A pretensão da mídia de escutar todas as vozes, de checar todas as fontes, de consultar todos os envolvidos e de ter rastreado todos os vestígios do fato combina-se com a possibilidade de circulação instantânea dos relatos, transmitidos por um forte aparato tecnológico, ou seja, pelas “baterias de telefones” que “se agitavam e vibravam em idênticos frenesis indagadores”. As “dezenas de repórteres de investigação fazendo perguntas a todo o bicho-careta que lhes aparecesse pela frente” mostram a conexão das vozes que circulam no espaço público, locus de observação e fiscalização da realidade, e daquelas que se encontram em um lugar mais reservado, a saber, a redação do jornal, lugar das várias vozes entremeadas em um só dizer. Há, ainda, o efeito de a mídia, como “Quarto Poder”, se considerar suficientemente poderosa para cobrar qualquer informação de qualquer órgão ou pessoa a qualquer momento, exigir documentos e colher dados até mesmo da morte.
O poder mágico da mídia, em matéria de onipotência e onipresença, corporificase na formulação “como antigamente se dizia da divindade” e combina-se com a voracidade por dizer, com a necessidade de produzir noticiários e fazê-los circular 24 horas por dia, ainda que seja “investigação fazendo perguntas a todo o bicho- -careta que lhes aparecesse pela frente”. Melhor dizendo, até mesmo o dizer de um bicho-careta interessa à gula midiática, o que põe em funcionamento o interesse pelo exótico, estranho, exagerado, fora do comum que hoje povoa grande parte dos temas diletos dos noticiários.

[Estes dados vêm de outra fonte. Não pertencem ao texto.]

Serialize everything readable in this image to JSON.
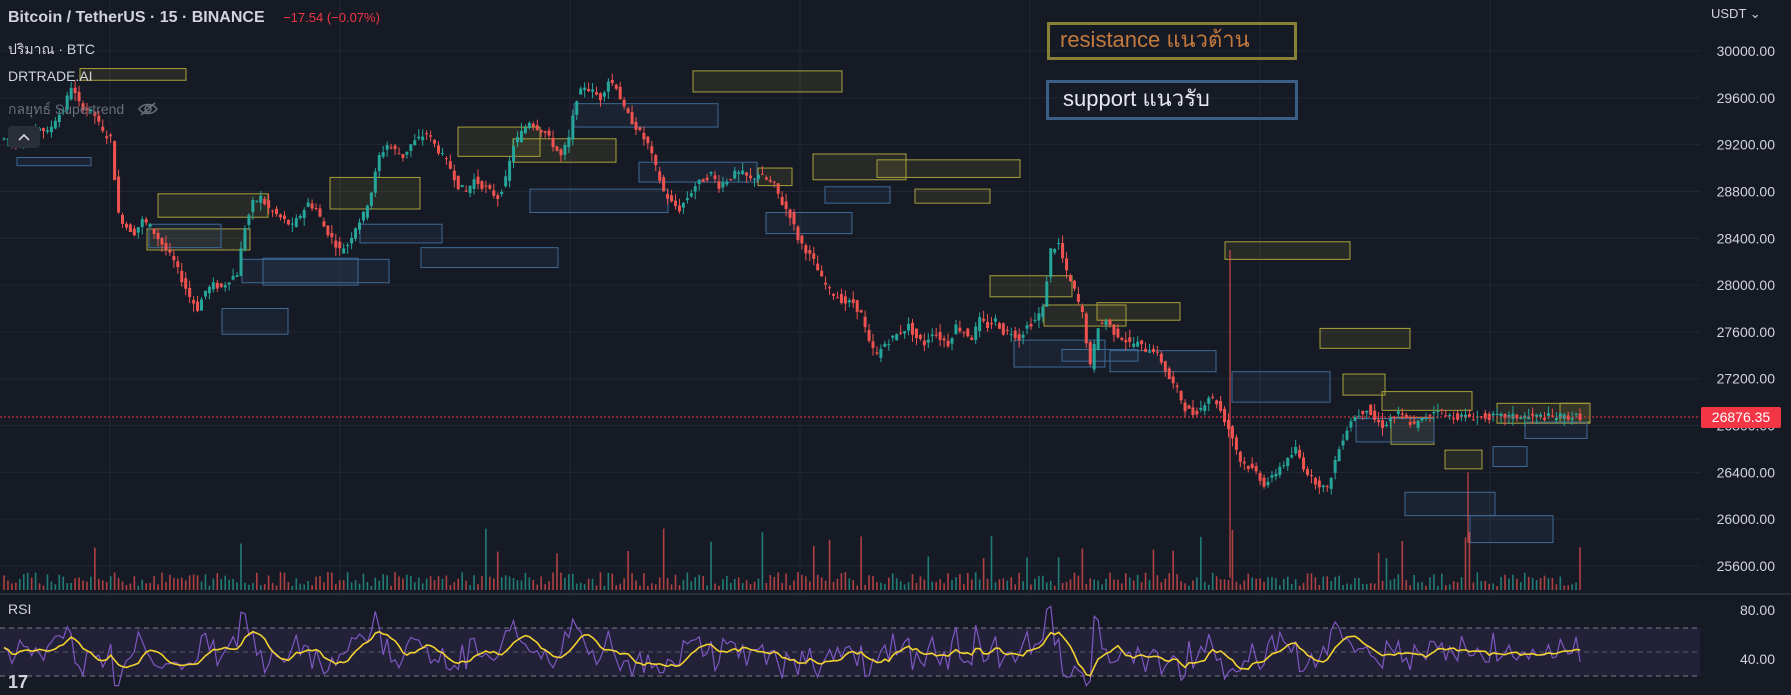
{
  "header": {
    "title": "Bitcoin / TetherUS · 15 · BINANCE",
    "change": "−17.54 (−0.07%)",
    "volume_label": "ปริมาณ · BTC",
    "indicator_1": "DRTRADE.AI",
    "indicator_2": "กลยุทธ์ Supertrend"
  },
  "annotations": {
    "resistance": "resistance แนวต้าน",
    "support": "support แนวรับ"
  },
  "price_scale": {
    "currency": "USDT",
    "current_price": "26876.35"
  },
  "rsi": {
    "label": "RSI"
  },
  "logo": "17",
  "colors": {
    "background": "#161a25",
    "up": "#26a69a",
    "down": "#ef5350",
    "resistance": "#a9a13a",
    "support": "#3e6a96",
    "rsi_line": "#7e57c2",
    "rsi_ma": "#f2d230",
    "price_badge": "#f23645"
  },
  "chart_data": [
    {
      "type": "line",
      "title": "Bitcoin / TetherUS · 15 · BINANCE",
      "ylim": [
        25400,
        30400
      ],
      "y_ticks": [
        30000,
        29600,
        29200,
        28800,
        28400,
        28000,
        27600,
        27200,
        26800,
        26400,
        26000,
        25600
      ],
      "y_tick_labels": [
        "30000.00",
        "29600.00",
        "29200.00",
        "28800.00",
        "28400.00",
        "28000.00",
        "27600.00",
        "27200.00",
        "26800.00",
        "26400.00",
        "26000.00",
        "25600.00"
      ],
      "grid": true,
      "x": [
        0,
        1,
        2,
        3,
        4,
        5,
        6,
        7,
        8,
        9,
        10,
        11,
        12,
        13,
        14,
        15,
        16,
        17,
        18,
        19,
        20,
        21,
        22,
        23,
        24,
        25,
        26,
        27,
        28,
        29,
        30,
        31,
        32,
        33,
        34,
        35,
        36,
        37,
        38,
        39,
        40,
        41,
        42,
        43,
        44,
        45,
        46,
        47,
        48,
        49,
        50,
        51,
        52,
        53,
        54,
        55,
        56,
        57,
        58,
        59,
        60,
        61,
        62,
        63,
        64,
        65,
        66,
        67,
        68,
        69,
        70,
        71,
        72,
        73,
        74,
        75,
        76,
        77,
        78,
        79,
        80,
        81,
        82,
        83,
        84,
        85,
        86,
        87,
        88,
        89,
        90,
        91,
        92,
        93,
        94,
        95,
        96,
        97,
        98,
        99,
        100,
        101,
        102,
        103,
        104,
        105,
        106,
        107,
        108,
        109,
        110,
        111,
        112,
        113,
        114,
        115,
        116,
        117,
        118,
        119,
        120,
        121,
        122,
        123,
        124,
        125,
        126,
        127,
        128,
        129,
        130,
        131,
        132,
        133,
        134,
        135,
        136,
        137,
        138,
        139,
        140,
        141,
        142,
        143,
        144,
        145,
        146,
        147,
        148,
        149,
        150,
        151,
        152,
        153,
        154,
        155,
        156,
        157,
        158,
        159,
        160,
        161,
        162,
        163,
        164,
        165,
        166,
        167,
        168,
        169,
        170,
        171,
        172,
        173,
        174,
        175,
        176,
        177,
        178,
        179,
        180,
        181,
        182,
        183,
        184,
        185,
        186,
        187,
        188,
        189,
        190,
        191,
        192,
        193,
        194,
        195,
        196,
        197,
        198,
        199
      ],
      "series": [
        {
          "values": [
            29250,
            29200,
            29300,
            29280,
            29350,
            29300,
            29420,
            29500,
            29700,
            29550,
            29500,
            29450,
            29300,
            29250,
            28600,
            28500,
            28450,
            28550,
            28500,
            28400,
            28300,
            28200,
            28050,
            27900,
            27800,
            27950,
            28000,
            27980,
            28050,
            28100,
            28500,
            28700,
            28750,
            28650,
            28600,
            28550,
            28500,
            28600,
            28700,
            28650,
            28500,
            28400,
            28300,
            28350,
            28500,
            28600,
            28800,
            29100,
            29200,
            29150,
            29100,
            29200,
            29250,
            29300,
            29200,
            29100,
            29000,
            28850,
            28800,
            28900,
            28850,
            28800,
            28750,
            28900,
            29200,
            29300,
            29400,
            29350,
            29300,
            29200,
            29100,
            29250,
            29600,
            29700,
            29650,
            29600,
            29750,
            29700,
            29500,
            29400,
            29300,
            29200,
            29000,
            28800,
            28700,
            28650,
            28750,
            28850,
            28900,
            28950,
            28850,
            28900,
            28950,
            28950,
            28900,
            28950,
            28900,
            28850,
            28700,
            28600,
            28400,
            28300,
            28200,
            28050,
            27950,
            27900,
            27850,
            27850,
            27750,
            27500,
            27400,
            27500,
            27550,
            27600,
            27650,
            27550,
            27500,
            27600,
            27550,
            27500,
            27650,
            27600,
            27550,
            27700,
            27650,
            27700,
            27600,
            27600,
            27550,
            27650,
            27700,
            27800,
            28300,
            28350,
            28100,
            27950,
            27750,
            27300,
            27650,
            27700,
            27600,
            27550,
            27500,
            27500,
            27450,
            27450,
            27350,
            27200,
            27100,
            26950,
            26900,
            26950,
            27050,
            27000,
            26850,
            26700,
            26500,
            26450,
            26400,
            26300,
            26350,
            26450,
            26500,
            26600,
            26450,
            26350,
            26300,
            26250,
            26500,
            26700,
            26850,
            26900,
            26950,
            26850,
            26800,
            26850,
            26900,
            26850,
            26800,
            26850,
            26900,
            26950,
            26880,
            26880,
            26876,
            26876,
            26876,
            26876,
            26876,
            26876,
            26876,
            26876,
            26876,
            26876,
            26876,
            26876,
            26876,
            26876,
            26876,
            26876
          ]
        }
      ]
    },
    {
      "type": "line",
      "title": "RSI",
      "ylim": [
        20,
        90
      ],
      "y_ticks": [
        80,
        40
      ],
      "y_tick_labels": [
        "80.00",
        "40.00"
      ],
      "reference_lines": [
        70,
        50,
        30
      ]
    }
  ]
}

No romance, destaca-se também o poder espacial e temporal de cobertura jornalística sobre todos os acontecimentos, incluindo a pauta sobrenatural (e absurda!) da divulgação dos desígnios da morte: “aquela televisão, ao seu serviço as vinte e quatro horas do dia, estava, como antigamente se dizia da divindade, em toda a parte e de toda a parte mandava notícias”. Ou seja, a mídia, por estar perto do fato, deve ser acionada pelo seu interlocutor que se encontra longe, tão longe, do acontecimento, que precisa receber notícias e informações dos meios de comunicação. A polissemia do verbo “mandar” funciona de modo a tocar a questão do poder, isto é, há uma voz da mídia que manda, ordena, exige e “escolhe” o que deve e pode circular.
Propagada com euforia, a imortalidade se desenhou na prática como grave transtorno. Por exemplo, as famílias, que não tinham condições de manter em casa os moribundos, atravessavam a fronteira para deixá-los morrer no país vizinho onde a morte continuava a dar o ponto final na vida. Tal solução é satanizada pelos jornais, que, na função de “barômetros da moralidade pública”, vociferam contra os mortais que querem apenas continuar a ser mortais, anulando assim outros modos de enunciação sobre a vida e a morte.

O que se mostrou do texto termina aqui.